Talvez John Wayne imaginasse que depois de todos os duelos, aventuras e caminhadas da sua mui fordiana vida, houvesse um tempo para um sereno regresso a casa e às origens irlandesas, onde pudesse usufruir pacatamente de todo o esplendor do amor e da família. É que isso, pelo menos até 1952, ano deste The Quiet Man (O Homem Tranquilo, 1952) só ocorreu, hipoteticamente, após as letrinhas “the end”, num muito distante rancho que tínhamos de imaginar. Não podia ele estar mais enganado. Mas vim falar de abraços e ele aqui está: um dos mais comoventes da história do cinema. Maureen O’Hara nos braços encharcados de Wayne, ou devo dizer, a ruiva Mary Kate a ser protegida do vento, da chuva e dos maus augúrios do cemitério, onde se passa a cena, pelo ex-pugilista Sean Thorton.
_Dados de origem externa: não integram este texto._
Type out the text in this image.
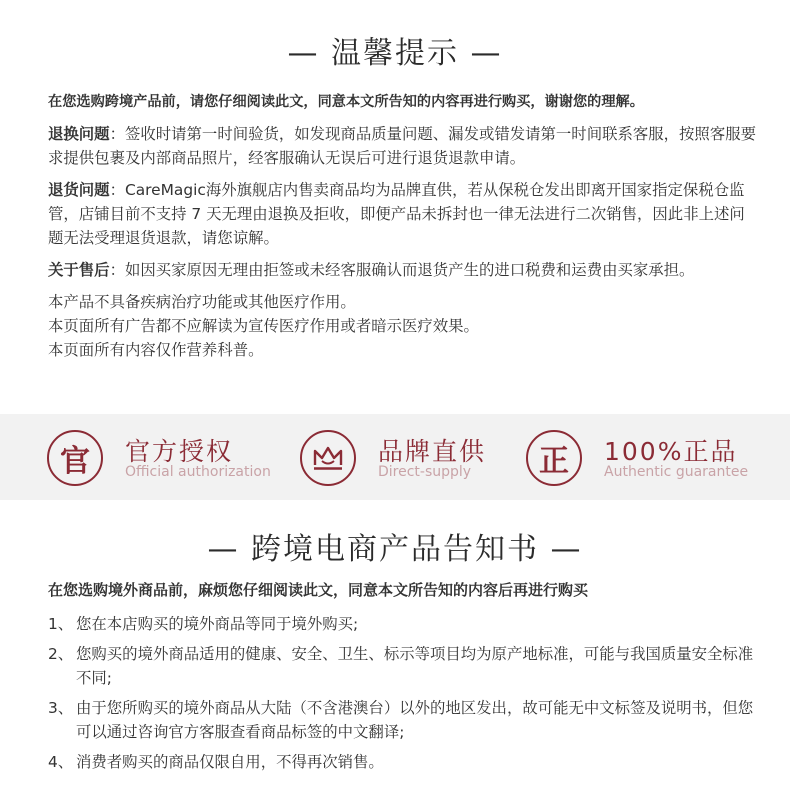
— 温馨提示 —

在您选购跨境产品前，请您仔细阅读此文，同意本文所告知的内容再进行购买，谢谢您的理解。

退换问题：签收时请第一时间验货，如发现商品质量问题、漏发或错发请第一时间联系客服，按照客服要求提供包裹及内部商品照片，经客服确认无误后可进行退货退款申请。

退货问题：CareMagic海外旗舰店内售卖商品均为品牌直供，若从保税仓发出即离开国家指定保税仓监管，店铺目前不支持 7 天无理由退换及拒收，即便产品未拆封也一律无法进行二次销售，因此非上述问题无法受理退货退款，请您谅解。

关于售后：如因买家原因无理由拒签或未经客服确认而退货产生的进口税费和运费由买家承担。

本产品不具备疾病治疗功能或其他医疗作用。

本页面所有广告都不应解读为宣传医疗作用或者暗示医疗效果。

本页面所有内容仅作营养科普。

官 官方授权
Official authorization
品牌直供
Direct-supply 正 100%正品
Authentic guarantee
— 跨境电商产品告知书 —

在您选购境外商品前，麻烦您仔细阅读此文，同意本文所告知的内容后再进行购买

1、 您在本店购买的境外商品等同于境外购买;
2、 您购买的境外商品适用的健康、安全、卫生、标示等项目均为原产地标准，可能与我国质量安全标准不同;
3、 由于您所购买的境外商品从大陆（不含港澳台）以外的地区发出，故可能无中文标签及说明书，但您可以通过咨询官方客服查看商品标签的中文翻译;
4、 消费者购买的商品仅限自用，不得再次销售。
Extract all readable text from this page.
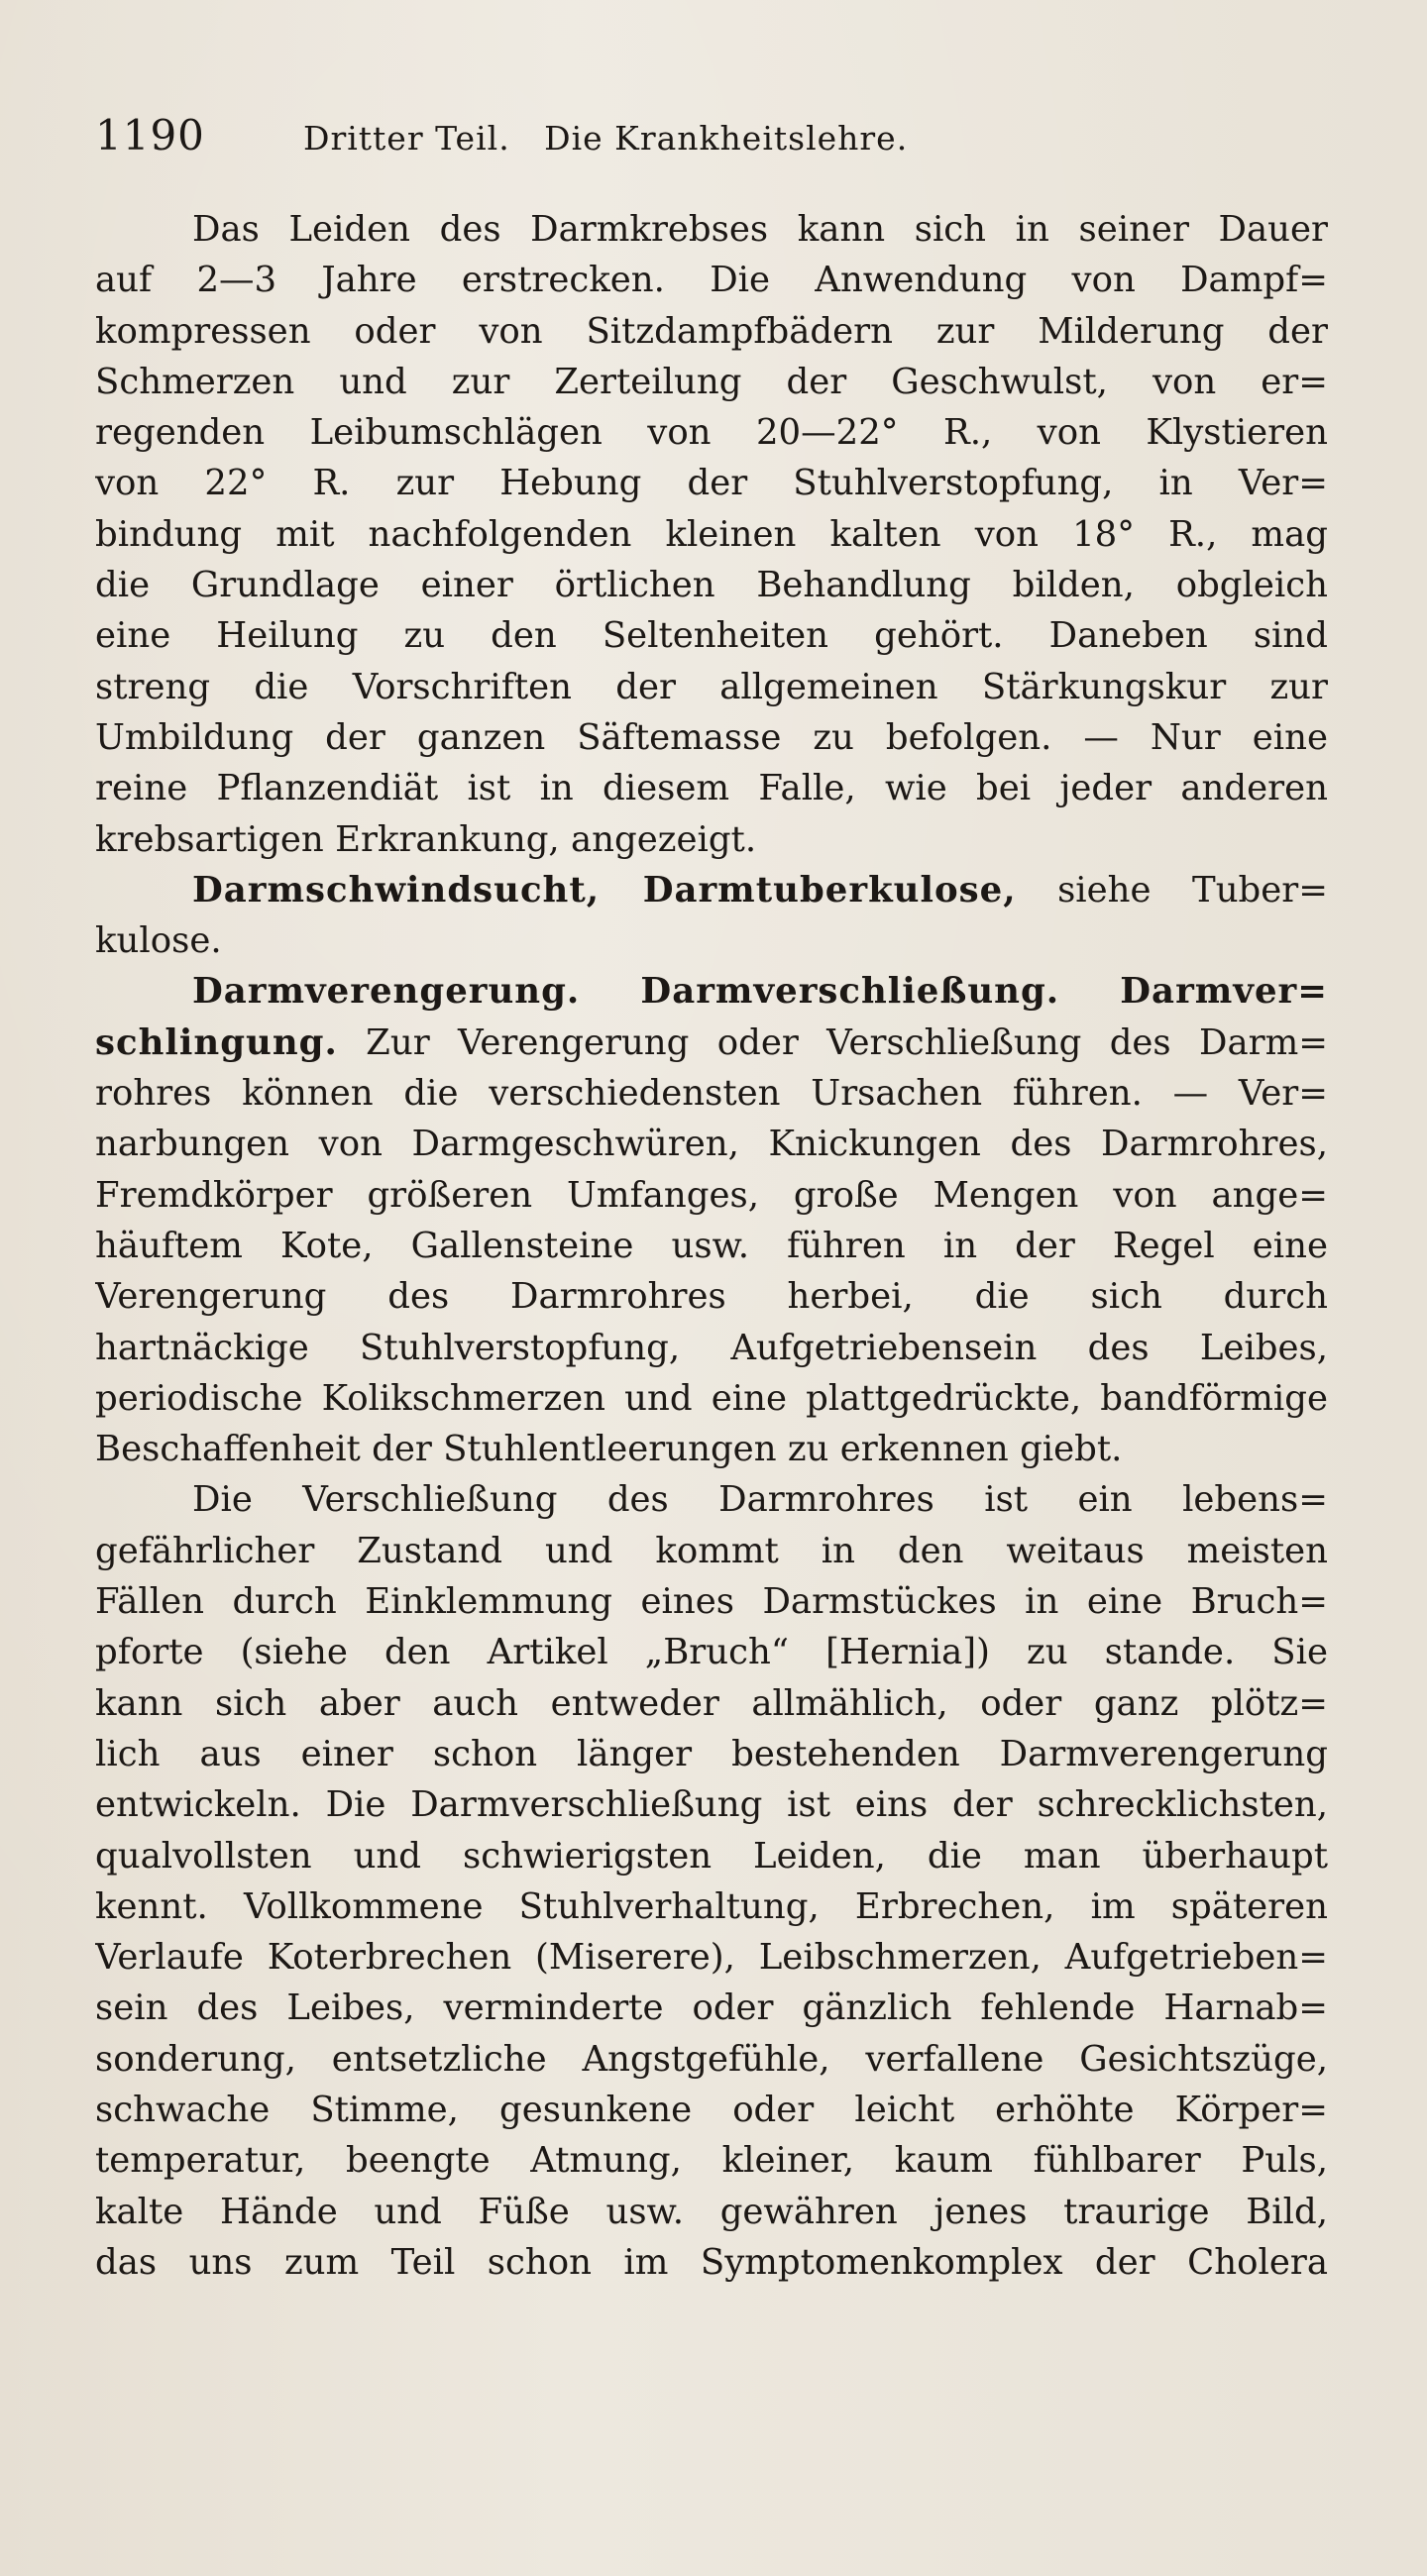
1190	Dritter Teil.   Die Krankheitslehre.

Das Leiden des Darmkrebses kann sich in seiner Dauer
auf 2—3 Jahre erstrecken. Die Anwendung von Dampf=
kompressen oder von Sitzdampfbädern zur Milderung der
Schmerzen und zur Zerteilung der Geschwulst, von er=
regenden Leibumschlägen von 20—22° R., von Klystieren
von 22° R. zur Hebung der Stuhlverstopfung, in Ver=
bindung mit nachfolgenden kleinen kalten von 18° R., mag
die Grundlage einer örtlichen Behandlung bilden, obgleich
eine Heilung zu den Seltenheiten gehört. Daneben sind
streng die Vorschriften der allgemeinen Stärkungskur zur
Umbildung der ganzen Säftemasse zu befolgen. — Nur eine
reine Pflanzendiät ist in diesem Falle, wie bei jeder anderen
krebsartigen Erkrankung, angezeigt.

Darmschwindsucht, Darmtuberkulose, siehe Tuber=
kulose.

Darmverengerung. Darmverschließung. Darmver=
schlingung. Zur Verengerung oder Verschließung des Darm=
rohres können die verschiedensten Ursachen führen. — Ver=
narbungen von Darmgeschwüren, Knickungen des Darmrohres,
Fremdkörper größeren Umfanges, große Mengen von ange=
häuftem Kote, Gallensteine usw. führen in der Regel eine
Verengerung des Darmrohres herbei, die sich durch
hartnäckige Stuhlverstopfung, Aufgetriebensein des Leibes,
periodische Kolikschmerzen und eine plattgedrückte, bandförmige
Beschaffenheit der Stuhlentleerungen zu erkennen giebt.

Die Verschließung des Darmrohres ist ein lebens=
gefährlicher Zustand und kommt in den weitaus meisten
Fällen durch Einklemmung eines Darmstückes in eine Bruch=
pforte (siehe den Artikel „Bruch“ [Hernia]) zu stande. Sie
kann sich aber auch entweder allmählich, oder ganz plötz=
lich aus einer schon länger bestehenden Darmverengerung
entwickeln. Die Darmverschließung ist eins der schrecklichsten,
qualvollsten und schwierigsten Leiden, die man überhaupt
kennt. Vollkommene Stuhlverhaltung, Erbrechen, im späteren
Verlaufe Koterbrechen (Miserere), Leibschmerzen, Aufgetrieben=
sein des Leibes, verminderte oder gänzlich fehlende Harnab=
sonderung, entsetzliche Angstgefühle, verfallene Gesichtszüge,
schwache Stimme, gesunkene oder leicht erhöhte Körper=
temperatur, beengte Atmung, kleiner, kaum fühlbarer Puls,
kalte Hände und Füße usw. gewähren jenes traurige Bild,
das uns zum Teil schon im Symptomenkomplex der Cholera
Se a cena é romântica não se pode dizer que o cineasta o seja particularmente, pelo menos com ele nunca foi um amor e uma cabana, ou neste caso, amor e uma cama partida. Longe das primeiras visões bucólicas – em que Sean vê Mary Kate como uma angélica “guardadora de rebanhos” – e da benção com água benta, a relação dos dois começa com ventanias de bater portas, janelas partidas e “assombrações” a entrar pela casa adentro. Por isso, não vale a pena enganar ninguém. Este abraço não chega a ser o clímax do romantismo idílico mas sim o manter junto, com força, aquilo que a natureza revolta quer separar. Ele, que já tanto lutou, vai ensinar-lhe que o dinheiro é para mandar para a fornalha e que mais vale plantar rosas. Ela, que já tanto esperou, vai fazer-lhe ver que nem só de rosas vive o homem e que nem o mais tranquilo dos homens deve abdicar de lutar pelo amor. E desses ensinamentos, ou entre um murro e um abraço, se faz o mais romântico dos filmes.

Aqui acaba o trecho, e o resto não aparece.